Women constitute 28 percent of directors in narrative short films, yet only 4.1 percent of the top-grossing movies from 2002 to 2004 were directed by women. This proves that women are interested in the leadership position, but once a film acquires a larger budget, the likelihood of hiring a female director plummets.
Junior Kiersten Vannest added that the industry needs to relinquish the conception that female directors are a risky business venture.
“Either the business men need to change their minds, or women need to get in these businessmen’s positions, so now my plan is to open up my own production company,” Vannest said.
From crying at the end of “Titanic,” to outrage at the end of “Blackfish,” to the joy of watching “Bridesmaids,” few people doubt that films can have a profound impact on us. This impact is largely shaped by the point of view of the director.
Male directors tend to create movies from what Oubeid called the “male gaze,” and while she was quick to clarify that this point of view isn’t inferior, it is dominant in most films. This perspective can showcase women as “eye candy” rather than as developed characters. She believes having films from a female lens could break through stereotypes.
Oubeid and Vannest had mixed reviews about whether or not Chapman stands up for the equity of female directors.
“Dodge itself as an institution encourages equity, maybe not always on the micro level but definitely on the macro level,” Vannest said.
She referenced grants that only females in film can apply for, sponsored by outside programs wanting to encourage more women in Hollywood.
On Chapman sets, both attested that their authority is respected when they are directing.
“I wouldn’t be surprised if I was talked down to… but I haven’t had any negative experiences yet,” Oubeid said.

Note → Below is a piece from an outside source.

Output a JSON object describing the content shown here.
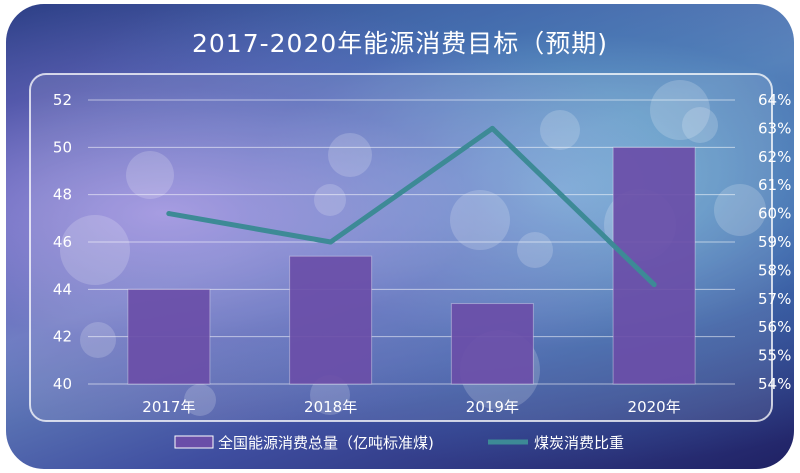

The sexism they described isn’t usually overt, but both spoke of feeling silenced or excluded in a way male counterparts aren’t. Vannest has noticed “the men will group together with a sense of commonality between them…As a woman, you not only have to be on the same level of skill as the men, you also have to fight the social aspect.”
Patty Jenkins has made waves in the media recently for being a woman directing a big budget superhero movie: (appropriately) “Wonder Woman.” While Vannest believes Jenkins’ success is worthy of celebration, she called it a small victory in a long battle to even out Hollywood’s gender disparity. A battle that hopefully our female Dodge alumni will fight in.